SOLOPOS.COM - Rudi Hartono (Solopos/Istimewa)

Solopos.com, SOLO – Para pencinta sepak bola di Indonesia hingga saat ini masih disuguhi perdebatan mengenai program naturalisasi pemain. Perdebatan belum mereda. Pertentangan makin tajam. Saya berpendapat  alasan tidak setuju dengan naturalisasi pemain mengada-ada dan bertentangan dengan harapan publik sepak bola negeri ini.

Sikap tak sepakat dengan naturalisasi bukan lagi diwujudkan dalam kritik, tetapi lebih menunjukkan kebencian. Tatkala tim nasional Indonesia mencetak gol, bahkan meraih kemenangan penting atas lawan yang lebih baik secara kualitas, mereka menunjukkan reaksi tak senang.
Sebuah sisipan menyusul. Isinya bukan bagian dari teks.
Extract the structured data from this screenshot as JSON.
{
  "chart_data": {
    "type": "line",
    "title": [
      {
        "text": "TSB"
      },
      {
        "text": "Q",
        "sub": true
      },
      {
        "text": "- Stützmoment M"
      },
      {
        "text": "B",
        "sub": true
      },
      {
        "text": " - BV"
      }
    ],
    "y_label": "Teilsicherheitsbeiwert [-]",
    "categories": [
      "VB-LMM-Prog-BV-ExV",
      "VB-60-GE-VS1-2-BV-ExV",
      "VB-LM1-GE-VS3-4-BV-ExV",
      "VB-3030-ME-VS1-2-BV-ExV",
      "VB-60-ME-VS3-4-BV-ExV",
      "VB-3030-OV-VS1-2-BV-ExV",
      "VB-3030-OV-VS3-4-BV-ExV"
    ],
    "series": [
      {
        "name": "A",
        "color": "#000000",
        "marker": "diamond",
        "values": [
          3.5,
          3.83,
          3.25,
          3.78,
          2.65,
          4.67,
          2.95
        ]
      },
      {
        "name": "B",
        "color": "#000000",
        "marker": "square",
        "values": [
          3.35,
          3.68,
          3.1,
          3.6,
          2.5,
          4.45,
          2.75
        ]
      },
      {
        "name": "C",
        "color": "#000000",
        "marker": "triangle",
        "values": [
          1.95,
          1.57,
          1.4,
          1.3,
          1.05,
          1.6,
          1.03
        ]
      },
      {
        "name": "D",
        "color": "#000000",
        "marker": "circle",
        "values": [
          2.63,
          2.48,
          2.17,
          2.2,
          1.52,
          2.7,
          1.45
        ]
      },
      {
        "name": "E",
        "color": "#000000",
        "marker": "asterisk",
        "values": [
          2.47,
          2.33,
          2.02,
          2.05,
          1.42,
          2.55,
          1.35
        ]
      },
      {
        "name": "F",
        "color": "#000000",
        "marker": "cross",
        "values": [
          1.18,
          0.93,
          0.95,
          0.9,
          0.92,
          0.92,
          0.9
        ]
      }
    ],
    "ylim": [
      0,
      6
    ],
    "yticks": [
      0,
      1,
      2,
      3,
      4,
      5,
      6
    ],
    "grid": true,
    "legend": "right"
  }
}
Promosi Ayo Mudik, Saatnya Uang Mengalir sampai Jauh

Muncul pertanyaan sebenarnya mereka punya agenda apa? Mengapa mereka tak senang tim nasional Indonesia yang diisi pemain naturalisasi mencapai prestasi lebih tinggi dibanding tim nasional era sebelumnya?

Kondisi itu seperti menegaskan ada kepentingan yang sedang terpenjara sehingga mereka mengusik berbagai perangkat yang menyangkut tim nasional, seperti pelatih, pemain, hingga PSSI sebagai organisasi yang berwenang atas tim nasional Indonesia.

Perkembangan isu mengenai tim nasional Indonesia belakangan ini membuat saya mual. Belum usai soal pro dan kontra naturalisasi pemain, muncul masalah sikap fan yang brutal. Saya tak habis pikir sebagian fan menunjukkan sikap tak dewasa. Terkesan serampangan mengaktualisasikan kecintaan terhadap tim nasional.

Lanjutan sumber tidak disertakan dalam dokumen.